International Pastime: Japan Imposes Ban on Players Returning From U.S.

International Pastime looks at baseball's influence outside the U.S.

You've probably noticed over the last few years there have been a lot more players in MLB with names that are hard to pronounce, or just sound dirty. Yes, Japan is quickly becoming the new Latin America as just about every team these days is adding a Japanese player to their roster.

It's hard to blame them for it, as guys like Ichiro Suzuki, Daisuke Matsuzaka, Hideki Matsui, and Akinori Iwamura are proving themselves to be pretty good players. It's also nice to have a Kosuke Fukudome around for a fan base to blame for everything.

Of course, on the flip side of this equation is Japan. Due to the amount of Japanese players crossing the Pacific for the honor of facing off against John Lannan and the Washington Nationals, it's leaving the Japanese league a little thin. Which is why they've decided to implement a new policy in hopes of keeping players from leaving the island.

An executive committee representing Japan's 12 professional baseball teams have agreed to introduce a ban on players returning to Japanese baseball after turning down rookie draft nominations in Japan and signing with overseas pro teams.

The committee decided to ban players who had graduated from high school from entering professional Japanese teams for three years after returning to Japan from overseas stints, and introduce a two-year ban for such players who had been in university or company teams.

The move is no doubt a reaction to the news that Japan's newest pitching phenom, Junichi Tazawa, has already said he has no plans on playing in Japan and will go straight to the Major Leagues, where there will no doubt be a bidding war for his services.

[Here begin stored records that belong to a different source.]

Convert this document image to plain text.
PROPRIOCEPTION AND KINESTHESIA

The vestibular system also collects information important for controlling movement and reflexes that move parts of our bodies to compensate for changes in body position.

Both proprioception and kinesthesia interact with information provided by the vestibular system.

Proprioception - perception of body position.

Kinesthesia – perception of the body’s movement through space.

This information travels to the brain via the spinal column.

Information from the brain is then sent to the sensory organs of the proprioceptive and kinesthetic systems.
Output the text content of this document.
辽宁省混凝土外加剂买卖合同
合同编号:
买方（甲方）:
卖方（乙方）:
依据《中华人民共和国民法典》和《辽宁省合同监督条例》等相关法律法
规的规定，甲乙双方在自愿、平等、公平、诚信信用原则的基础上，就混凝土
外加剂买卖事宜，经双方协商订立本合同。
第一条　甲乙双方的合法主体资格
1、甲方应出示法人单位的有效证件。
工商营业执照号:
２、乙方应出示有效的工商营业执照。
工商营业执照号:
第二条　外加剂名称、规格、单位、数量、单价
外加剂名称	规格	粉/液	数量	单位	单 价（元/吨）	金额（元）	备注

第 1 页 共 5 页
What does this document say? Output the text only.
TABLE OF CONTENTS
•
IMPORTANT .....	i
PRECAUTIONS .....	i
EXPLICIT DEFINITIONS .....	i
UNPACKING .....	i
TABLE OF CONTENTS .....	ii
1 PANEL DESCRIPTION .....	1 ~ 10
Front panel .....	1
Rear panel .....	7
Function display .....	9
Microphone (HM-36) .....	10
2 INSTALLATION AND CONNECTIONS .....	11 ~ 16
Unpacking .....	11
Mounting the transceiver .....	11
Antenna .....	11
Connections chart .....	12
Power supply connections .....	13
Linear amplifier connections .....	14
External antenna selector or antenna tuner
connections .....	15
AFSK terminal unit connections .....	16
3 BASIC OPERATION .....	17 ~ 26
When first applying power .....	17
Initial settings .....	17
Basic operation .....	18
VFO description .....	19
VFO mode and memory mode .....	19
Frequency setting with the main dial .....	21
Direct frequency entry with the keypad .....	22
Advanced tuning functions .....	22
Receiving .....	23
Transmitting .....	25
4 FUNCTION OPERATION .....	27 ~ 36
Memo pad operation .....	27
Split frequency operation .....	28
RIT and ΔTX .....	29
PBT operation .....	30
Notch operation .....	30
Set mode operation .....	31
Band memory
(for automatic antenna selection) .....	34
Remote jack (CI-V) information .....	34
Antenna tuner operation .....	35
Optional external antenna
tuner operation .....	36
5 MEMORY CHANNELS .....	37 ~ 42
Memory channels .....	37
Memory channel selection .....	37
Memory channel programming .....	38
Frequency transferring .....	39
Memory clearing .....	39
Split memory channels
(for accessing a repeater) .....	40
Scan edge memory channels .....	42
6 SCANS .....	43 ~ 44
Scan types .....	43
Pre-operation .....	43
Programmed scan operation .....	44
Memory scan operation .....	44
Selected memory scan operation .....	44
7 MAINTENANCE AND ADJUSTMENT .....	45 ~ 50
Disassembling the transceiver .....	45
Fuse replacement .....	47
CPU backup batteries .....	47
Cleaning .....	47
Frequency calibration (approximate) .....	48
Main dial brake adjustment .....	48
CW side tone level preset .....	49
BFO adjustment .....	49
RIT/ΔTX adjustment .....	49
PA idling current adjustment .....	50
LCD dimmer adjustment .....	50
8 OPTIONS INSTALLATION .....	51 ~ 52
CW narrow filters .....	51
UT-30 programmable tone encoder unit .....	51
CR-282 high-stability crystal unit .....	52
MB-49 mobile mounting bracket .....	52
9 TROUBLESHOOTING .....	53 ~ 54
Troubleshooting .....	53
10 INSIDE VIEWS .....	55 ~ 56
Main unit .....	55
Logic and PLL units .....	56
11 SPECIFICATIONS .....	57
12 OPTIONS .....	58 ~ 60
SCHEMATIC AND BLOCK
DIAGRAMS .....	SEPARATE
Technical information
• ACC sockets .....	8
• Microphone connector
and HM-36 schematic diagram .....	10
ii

I'm not sure what kind of impact this will have, really, because generally the players that come to the States stay in the States. It's only mediocre American players (hello, Tuffy Rhodes) who go to Japan, and washed up movie stars like Tom Selleck.

It's also important to note that this does have quite a bit to do with money as well. You see, the real reason Japan doesn't want it's players coming to the U.S. straight out of high school before playing professionally there is there's no posting fee for these players. For instance, when Daisuke Matsuzaka was coming over the Pacific, the Red Sox had to pay his team $51 million just for the right to talk to him.

Where as for a player like Tazawa, it will cost a team nothing more than your typical rookie signing bonus to get him here. Well, until the Yankees come in and offer him $100 million as a panic move after not making the playoffs this season.